In Westberry, a taxi driver was killed with a handgun as he was robbed while seated in the front seat of his taxi in a parking lot. The court affirmed summary judgment for the insurer on the ground that there was no causal connection between the injury and the use of the vehicle, even though the assailants indicated that the crime had been committed to rob the proceeds obtained from the use of the vehicle as a taxi. Similarly, in Washington v. Hartford Accident &c. Co., 161 Ga. App. 431, 432 (288 SE2d 343) (1982), the court found no causal connection where a passenger on a school bus was attacked with a pistol because the injury "resulted from a deliberate assault which took place in the vehicle simply because that is where the victim happened to be when the assailant came 'gunning' for him."

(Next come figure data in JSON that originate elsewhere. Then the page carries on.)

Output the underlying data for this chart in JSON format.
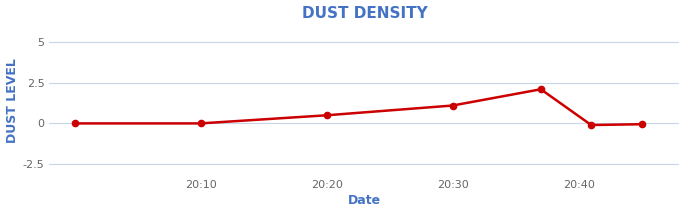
{
  "title": "DUST DENSITY",
  "xlabel": "Date",
  "ylabel": "DUST LEVEL",
  "title_color": "#4472C4",
  "label_color": "#4472C4",
  "tick_color": "#666666",
  "line_color": "#CC0000",
  "marker_color": "#CC0000",
  "grid_color": "#C8D4E8",
  "background_color": "#FFFFFF",
  "x_values": [
    0,
    10,
    20,
    30,
    37,
    41,
    45
  ],
  "y_values": [
    0.0,
    0.0,
    0.5,
    1.1,
    2.1,
    -0.1,
    -0.05
  ],
  "x_tick_positions": [
    10,
    20,
    30,
    40
  ],
  "x_tick_labels": [
    "20:10",
    "20:20",
    "20:30",
    "20:40"
  ],
  "ylim": [
    -3.2,
    6.0
  ],
  "yticks": [
    -2.5,
    0,
    2.5,
    5
  ],
  "xlim": [
    -2,
    48
  ],
  "title_fontsize": 11,
  "axis_label_fontsize": 9,
  "tick_fontsize": 8,
  "linewidth": 1.8,
  "markersize": 4.5
}
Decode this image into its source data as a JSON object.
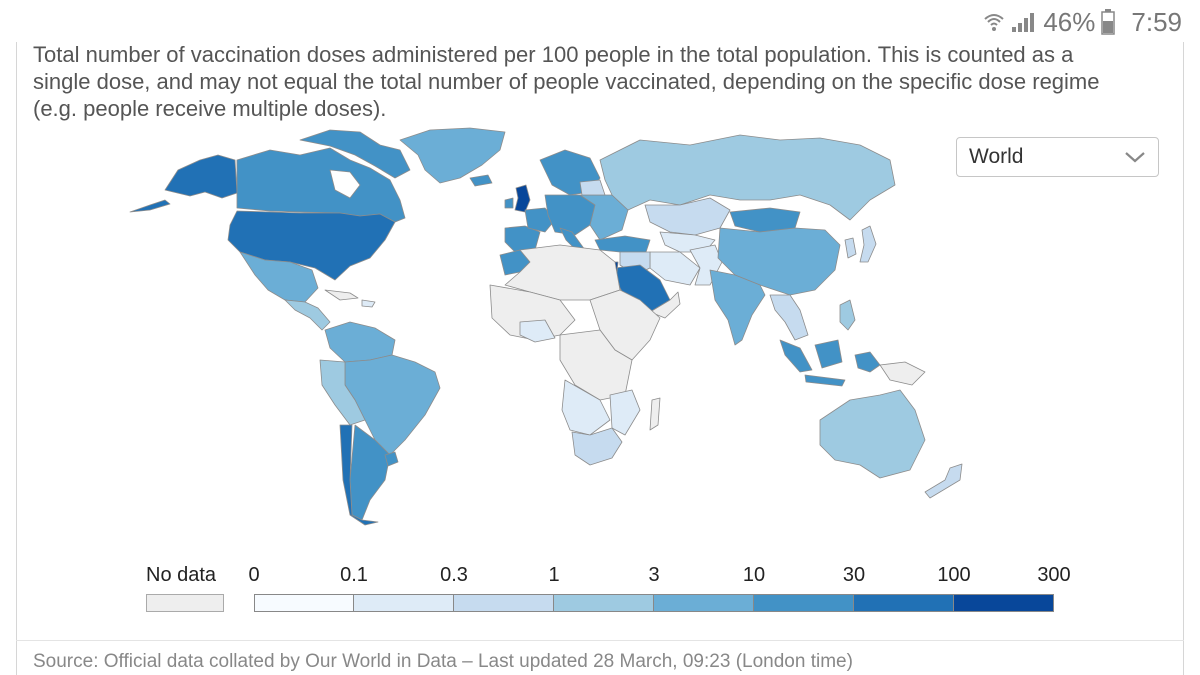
{
  "status_bar": {
    "battery": "46%",
    "time": "7:59"
  },
  "subtitle": "Total number of vaccination doses administered per 100 people in the total population. This is counted as a single dose, and may not equal the total number of people vaccinated, depending on the specific dose regime (e.g. people receive multiple doses).",
  "region_select": {
    "value": "World"
  },
  "legend": {
    "no_data_label": "No data",
    "no_data_color": "#eeeeee",
    "ticks": [
      "0",
      "0.1",
      "0.3",
      "1",
      "3",
      "10",
      "30",
      "100",
      "300"
    ],
    "colors": [
      "#f7fbff",
      "#deebf7",
      "#c6dbef",
      "#9ecae1",
      "#6baed6",
      "#4292c6",
      "#2171b5",
      "#08479a"
    ]
  },
  "source": "Source: Official data collated by Our World in Data – Last updated 28 March, 09:23 (London time)"
}
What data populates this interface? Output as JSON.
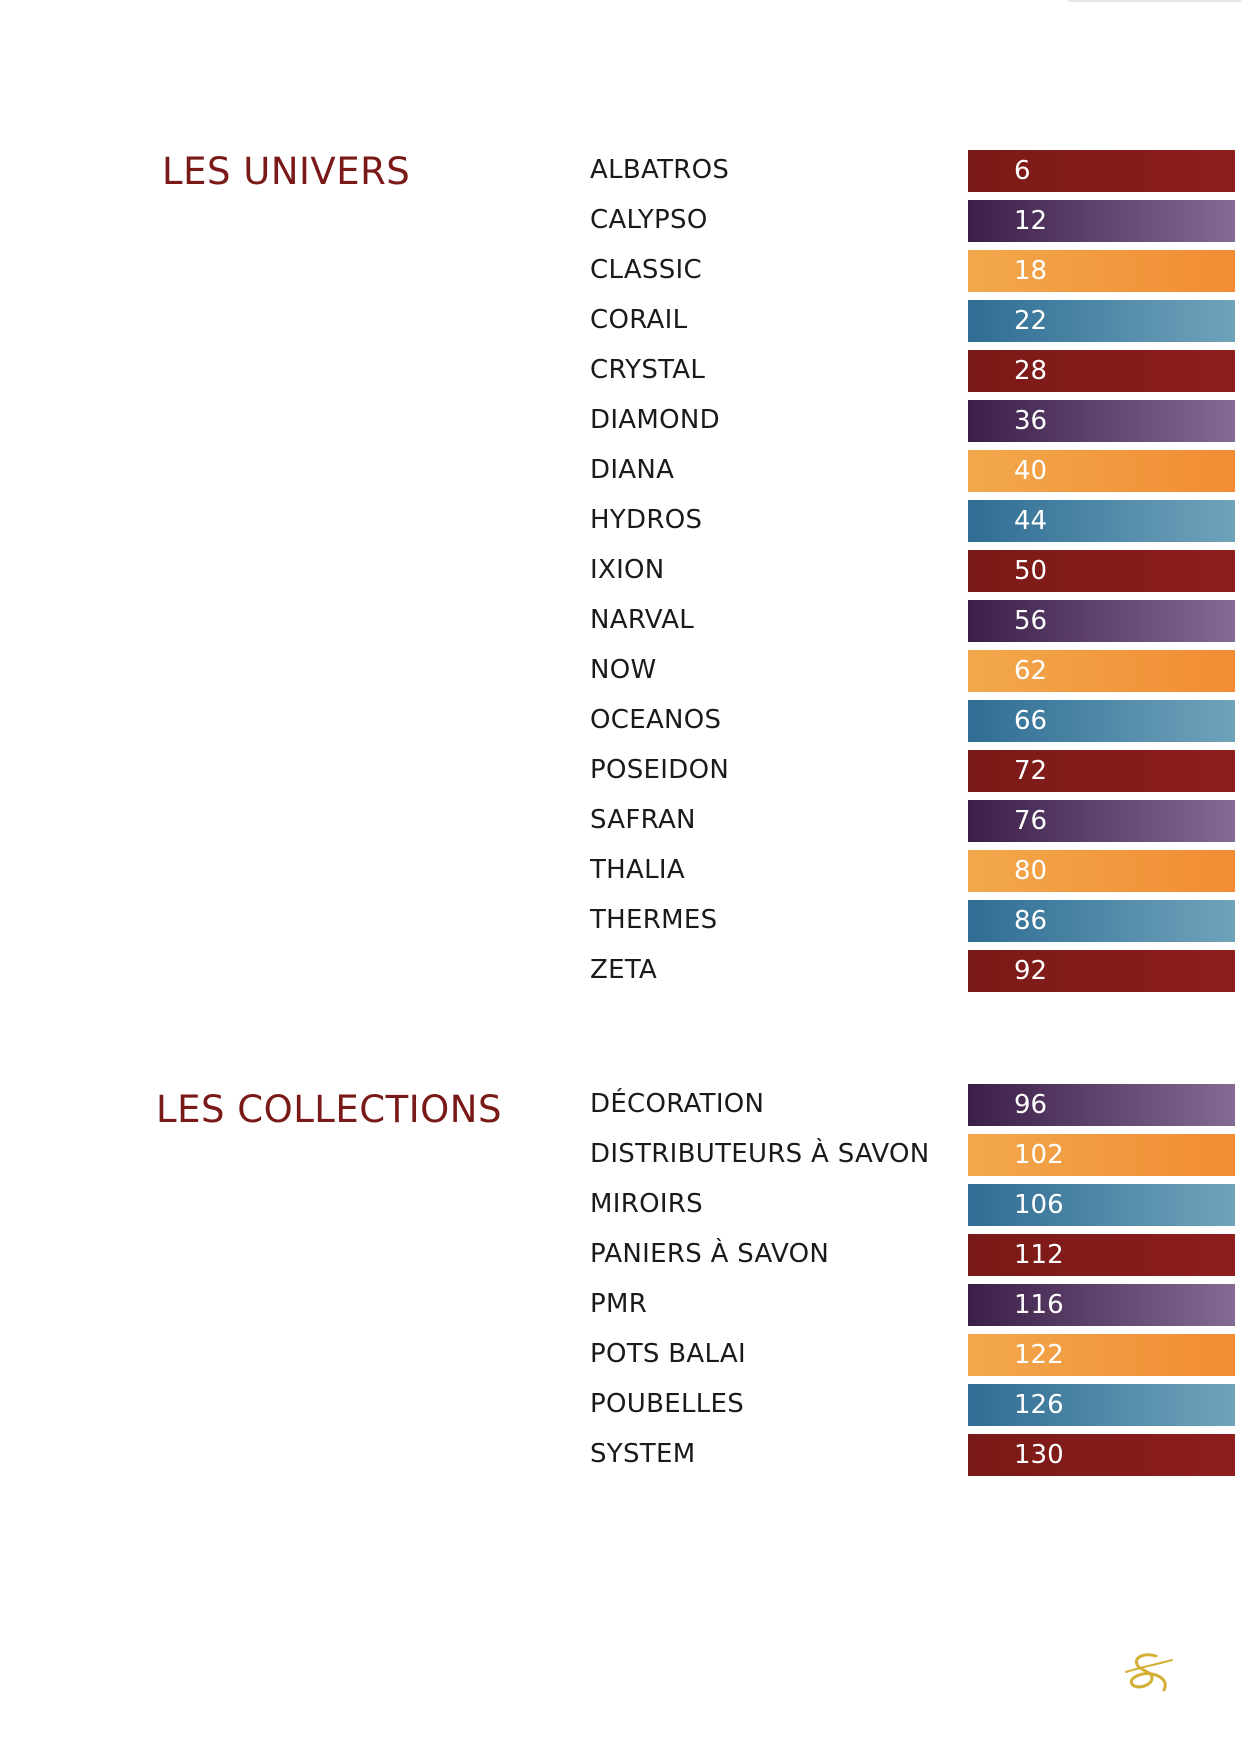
{
  "sections": {
    "univers": {
      "title": "LES UNIVERS",
      "items": [
        {
          "label": "ALBATROS",
          "page": "6",
          "color": "red"
        },
        {
          "label": "CALYPSO",
          "page": "12",
          "color": "purple"
        },
        {
          "label": "CLASSIC",
          "page": "18",
          "color": "orange"
        },
        {
          "label": "CORAIL",
          "page": "22",
          "color": "blue"
        },
        {
          "label": "CRYSTAL",
          "page": "28",
          "color": "red"
        },
        {
          "label": "DIAMOND",
          "page": "36",
          "color": "purple"
        },
        {
          "label": "DIANA",
          "page": "40",
          "color": "orange"
        },
        {
          "label": "HYDROS",
          "page": "44",
          "color": "blue"
        },
        {
          "label": "IXION",
          "page": "50",
          "color": "red"
        },
        {
          "label": "NARVAL",
          "page": "56",
          "color": "purple"
        },
        {
          "label": "NOW",
          "page": "62",
          "color": "orange"
        },
        {
          "label": "OCEANOS",
          "page": "66",
          "color": "blue"
        },
        {
          "label": "POSEIDON",
          "page": "72",
          "color": "red"
        },
        {
          "label": "SAFRAN",
          "page": "76",
          "color": "purple"
        },
        {
          "label": "THALIA",
          "page": "80",
          "color": "orange"
        },
        {
          "label": "THERMES",
          "page": "86",
          "color": "blue"
        },
        {
          "label": "ZETA",
          "page": "92",
          "color": "red"
        }
      ]
    },
    "collections": {
      "title": "LES COLLECTIONS",
      "items": [
        {
          "label": "DÉCORATION",
          "page": "96",
          "color": "purple"
        },
        {
          "label": "DISTRIBUTEURS À SAVON",
          "page": "102",
          "color": "orange"
        },
        {
          "label": "MIROIRS",
          "page": "106",
          "color": "blue"
        },
        {
          "label": "PANIERS À SAVON",
          "page": "112",
          "color": "red"
        },
        {
          "label": "PMR",
          "page": "116",
          "color": "purple"
        },
        {
          "label": "POTS BALAI",
          "page": "122",
          "color": "orange"
        },
        {
          "label": "POUBELLES",
          "page": "126",
          "color": "blue"
        },
        {
          "label": "SYSTEM",
          "page": "130",
          "color": "red"
        }
      ]
    }
  },
  "palette": {
    "title_red": "#7a1a18",
    "red": "#7a1a18",
    "purple": "#3a1e48",
    "orange": "#f2a84c",
    "blue": "#2f6d94",
    "gold": "#d4af37"
  },
  "brand_mark_icon": "gold-ampersand-logo-icon"
}
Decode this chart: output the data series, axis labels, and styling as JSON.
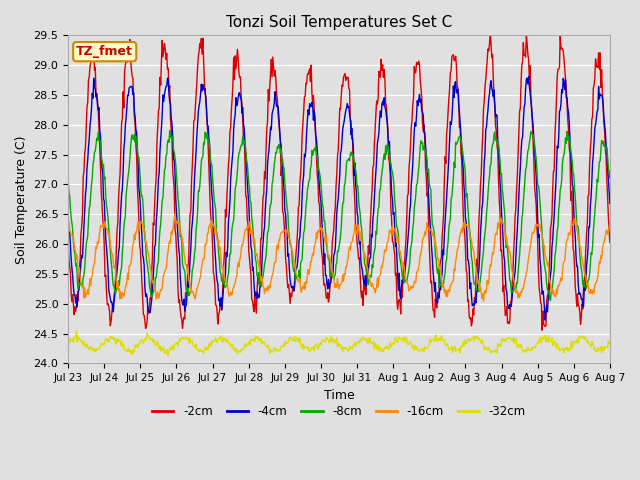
{
  "title": "Tonzi Soil Temperatures Set C",
  "xlabel": "Time",
  "ylabel": "Soil Temperature (C)",
  "ylim": [
    24.0,
    29.5
  ],
  "annotation_text": "TZ_fmet",
  "annotation_bg": "#ffffcc",
  "annotation_border": "#cc8800",
  "background_color": "#e0e0e0",
  "series": [
    {
      "label": "-2cm",
      "color": "#dd0000",
      "amplitude": 2.1,
      "base": 27.0,
      "phase": 0.0,
      "noise": 0.12
    },
    {
      "label": "-4cm",
      "color": "#0000cc",
      "amplitude": 1.7,
      "base": 26.8,
      "phase": 0.06,
      "noise": 0.08
    },
    {
      "label": "-8cm",
      "color": "#00aa00",
      "amplitude": 1.2,
      "base": 26.5,
      "phase": 0.16,
      "noise": 0.06
    },
    {
      "label": "-16cm",
      "color": "#ff8800",
      "amplitude": 0.55,
      "base": 25.75,
      "phase": 0.32,
      "noise": 0.05
    },
    {
      "label": "-32cm",
      "color": "#dddd00",
      "amplitude": 0.1,
      "base": 24.32,
      "phase": 0.55,
      "noise": 0.03
    }
  ],
  "xtick_labels": [
    "Jul 23",
    "Jul 24",
    "Jul 25",
    "Jul 26",
    "Jul 27",
    "Jul 28",
    "Jul 29",
    "Jul 30",
    "Jul 31",
    "Aug 1",
    "Aug 2",
    "Aug 3",
    "Aug 4",
    "Aug 5",
    "Aug 6",
    "Aug 7"
  ],
  "xtick_positions": [
    0,
    1,
    2,
    3,
    4,
    5,
    6,
    7,
    8,
    9,
    10,
    11,
    12,
    13,
    14,
    15
  ],
  "yticks": [
    24.0,
    24.5,
    25.0,
    25.5,
    26.0,
    26.5,
    27.0,
    27.5,
    28.0,
    28.5,
    29.0,
    29.5
  ]
}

In Parker, supra, on the other hand, the plaintiff revoked her attacker's permission to drive the insured vehicle. The attacker beat her, placed her in a semi-conscious state on the road behind the car and ran over her body twice with the car. The court affirmed summary judgment for the insured because the vehicle became "uninsure when the permission to drive it had been revoked. The victim was classified as a pedestrian injured by an uninsured motorist.
The instant case is distinguishable from Parker because the vehicle was not used to murder the victim. Nor was the car the locus of the crime. It was simply used to transport her to Kentucky. Such use is too remote and attenuated to establish the required causal nexus. See Westberry, supra at 702. To hold that coverage for injuries arising out of the operation, maintenance, or use of an insured vehicle extends to injuries suffered whenever the vehicle is involved in any way would be contrary to the original intent of the contracting parties. Nichols, supra at 1363.
The insurer is entitled to summary judgment.
Nicholas E. Bakatsas, for appellee.
Dennis, Corry, Porter & Gray, William E. Gray II, Robert G. Ballard, for appellant.